LCEC Power Update

September 29, 2022 – Just over 90 percent of LCEC customers are without power today. In accordance with utility best-practices, damage assessment will take place throughout the six-county service territory today and into tomorrow. More than 500 crews and additional LCEC field employees began evaluating the entire electric grid to determine the quickest strategy to energize main circuits this morning. Depending on their ability to navigate flooded areas, downed bridges, debris, and vegetation, this could take more than one day.

What can customers do?

  • Stay away from downed power lines.
  • Turn off the main breaker to their home/business.
  • Operate generators safely
  • Help neighbors
  • Do not call to report an outage – utilities know the power is out

and are working as quickly, safely, and smartly to restore power.

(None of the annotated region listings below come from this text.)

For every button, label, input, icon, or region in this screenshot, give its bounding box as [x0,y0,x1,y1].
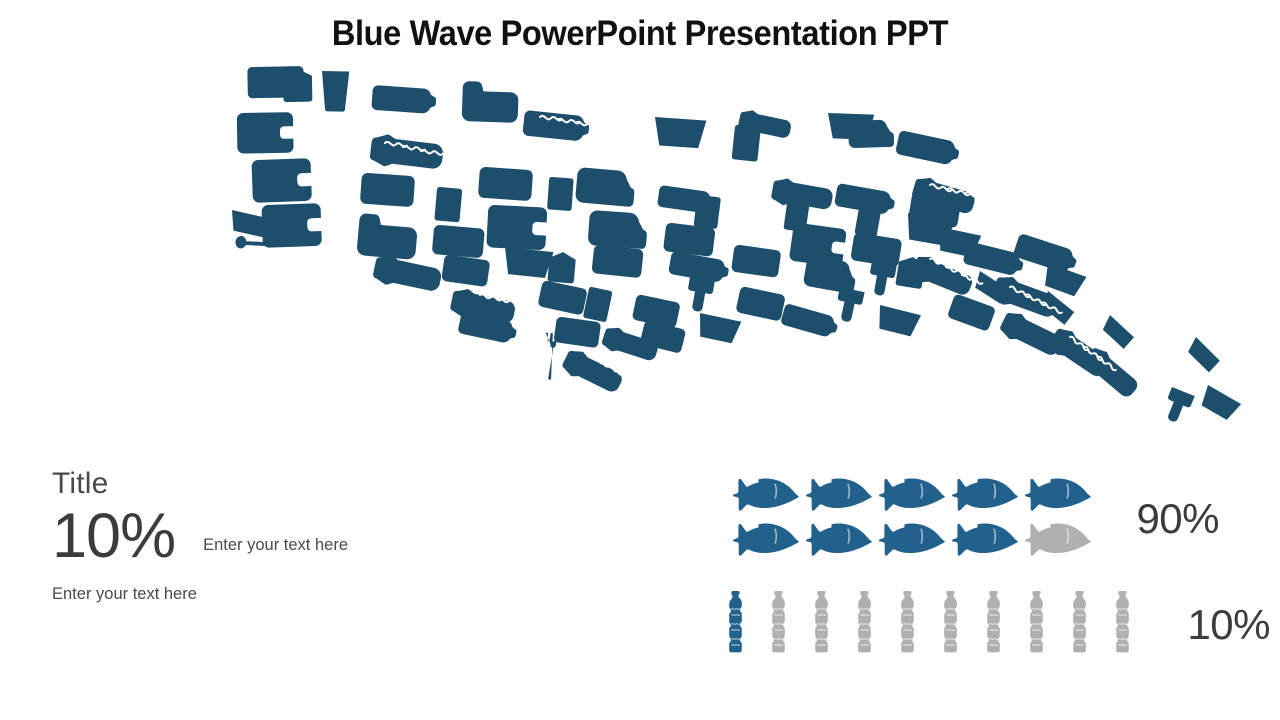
trash-item-bottleH [371,85,437,114]
trash-item-jug [486,205,547,251]
fish-icon [879,520,945,558]
trash-item-tub [947,293,996,332]
left-block-note: Enter your text here [203,516,348,555]
fish-icon [952,475,1018,513]
bottle-icon [1069,591,1090,654]
fish-icon [952,520,1018,558]
trash-item-tub [478,167,533,202]
trash-item-milk [575,167,636,207]
trash-item-tub [735,286,785,322]
trash-item-wedge [1099,315,1138,351]
whale-trash-artwork [0,55,1280,455]
bottle-icon [768,591,789,654]
trash-item-bottleH [522,110,590,142]
trash-item-tray [1198,385,1242,422]
fish-icon [806,520,872,558]
pictogram-icon-filled [725,591,768,656]
trash-item-handleBottle [356,213,418,260]
trash-item-bag [1160,387,1195,426]
trash-item-bag [833,287,864,324]
fish-icon [1025,520,1091,558]
fish-icon [879,475,945,513]
pictogram-icon-empty [1025,520,1098,561]
trash-item-tray [874,305,921,338]
left-info-block: Title 10% Enter your text here Enter you… [52,468,472,604]
page-title: Blue Wave PowerPoint Presentation PPT [45,14,1235,54]
bottle-icon [1112,591,1133,654]
bottle-percent-label: 10% [1187,604,1270,646]
trash-item-milk [848,119,894,148]
fish-icon [733,520,799,558]
pictogram-icon-filled [952,520,1025,561]
pictogram-icon-empty [1069,591,1112,656]
trash-item-tray [502,247,553,279]
pictogram-icon-empty [1112,591,1155,656]
trash-item-can [583,286,613,322]
bottle-icon [1026,591,1047,654]
fish-icon [733,475,799,513]
pictogram-icon-empty [811,591,854,656]
pictogram-icon-filled [1025,475,1098,516]
trash-item-milk [588,210,649,249]
bottle-rib [516,302,538,309]
left-block-percent-row: 10% Enter your text here [52,502,472,570]
pictogram-row [733,475,1098,516]
trash-item-jug [237,112,294,154]
trash-item-tub [441,254,490,287]
left-block-title: Title [52,468,472,500]
pictogram-icon-empty [897,591,940,656]
bottle-icon [854,591,875,654]
pictogram-icon-empty [940,591,983,656]
pictogram-icon-empty [1026,591,1069,656]
pictogram-icon-filled [879,520,952,561]
trash-item-jug [261,203,321,248]
trash-item-bag [684,277,714,313]
trash-item-tray [653,117,706,149]
fish-icon-grid [733,475,1098,561]
trash-item-jug [251,158,311,203]
trash-item-can [547,177,574,211]
trash-item-tub [663,222,716,257]
trash-item-bottleH [895,130,961,167]
pictogram-icon-filled [733,475,806,516]
pictogram-icon-filled [952,475,1025,516]
pictogram-icon-filled [806,475,879,516]
pictogram-icon-empty [854,591,897,656]
bottle-pictogram-chart: 10% [725,591,1270,656]
trash-item-can [694,195,721,229]
pictogram-icon-filled [806,520,879,561]
bottle-icon-grid [725,591,1155,656]
trash-item-tub [537,280,587,316]
trash-item-neckBottle [369,133,445,173]
trash-item-handleBottle [462,81,519,123]
bottle-icon [811,591,832,654]
trash-item-tub [360,173,415,208]
pictogram-icon-filled [733,520,806,561]
trash-item-bottleH [780,303,840,339]
trash-item-bag [866,261,896,297]
trash-item-cup [321,71,349,112]
fish-icon [1025,475,1091,513]
trash-items-group [232,66,1241,425]
trash-item-can [434,187,462,223]
left-block-subtext: Enter your text here [52,585,472,604]
trash-item-bottleH [1013,233,1080,275]
trash-item-milk [803,255,859,294]
trash-item-tub [553,316,601,348]
trash-item-can [783,200,809,233]
bottle-icon [983,591,1004,654]
fish-icon [806,475,872,513]
trash-item-tub [591,244,643,278]
fish-pictogram-chart: 90% [733,475,1219,561]
pictogram-icon-empty [983,591,1026,656]
trash-item-tray [695,313,741,344]
bottle-icon [897,591,918,654]
trash-item-wedge [1184,337,1224,374]
bottle-icon [725,591,746,654]
pictogram-icon-filled [879,475,952,516]
pictogram-row [725,591,1155,656]
pictogram-row [733,520,1098,561]
bottle-icon [940,591,961,654]
fish-percent-label: 90% [1136,498,1219,540]
pictogram-icon-empty [768,591,811,656]
left-block-percent: 10% [52,502,175,570]
trash-item-tub [432,224,485,258]
trash-item-tub [731,244,781,278]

Generator safety tips from LCEC

Wind and debris from Hurricane Ian could cause power outages. Crews are ready to respond and LCEC does not expect extended outages requiring backup power supply. For those customers planning to use a generator, safety is of the utmost importance. Please consider the following tips to keep you, your family, and utility workers safe while using a generator:

  • Don’t connect your generator directly to your home’s wiring at the breaker panel or meter or a regular household outlet. Connecting a portable electric generator directly to your household wiring can be deadly to you and others. A generator that is directly connected to your home’s wiring can ‘back feed’ onto the power lines connected to your home. You could also cause expensive damage to utility equipment and your generator.
  • The only safe way to connect a portable electric generator to your existing wiring is to have a licensed electrical contractor install a transfer switch. The transfer switch transfers power from the utility power lines to the power coming from your generator.
  • Connect individual appliances that have their outdoor-rated power cords directly to the receptacle outlet of the generator, or connect these cord-connected appliances to the generator with the appropriate outdoor-rated power cord having a sufficient wire gauge to handle the electrical load.
  • Don’t overload the generator. Do not operate more appliances and equipment than the output rating of the generator. Overloading your generator can seriously damage your valuable appliances and electronics. Prioritize your needs. A portable electric generator should be used only when necessary, and only to power essential equipment.
  • Never use a generator indoors or in an attached garage. Just like your automobile, a portable generator uses an internal combustion engine that emits deadly carbon monoxide. Be sure to place the generator where exhaust fumes will not enter the house, in a well-ventilated, dry area, away from air intakes to the home, and protected from direct exposure to rain, preferably under a canopy, open shed or carport.
  • Do not store fuel indoors or try to refuel a generator while it’s running. Gasoline (and other flammable liquids) should be stored outside of living areas in properly labeled, non-glass safety containers. They should not be stored in a garage if a fuel-burning appliance is in the garage. The vapor from gasoline can travel invisibly along the ground and be ignited by pilot lights or electric arcs caused by turning on the lights. Avoid spilling fuel on hot components. Always have a fully charged, approved fire extinguisher located near the generator.
  • Turn off all equipment powered by the generator before shutting down your generator.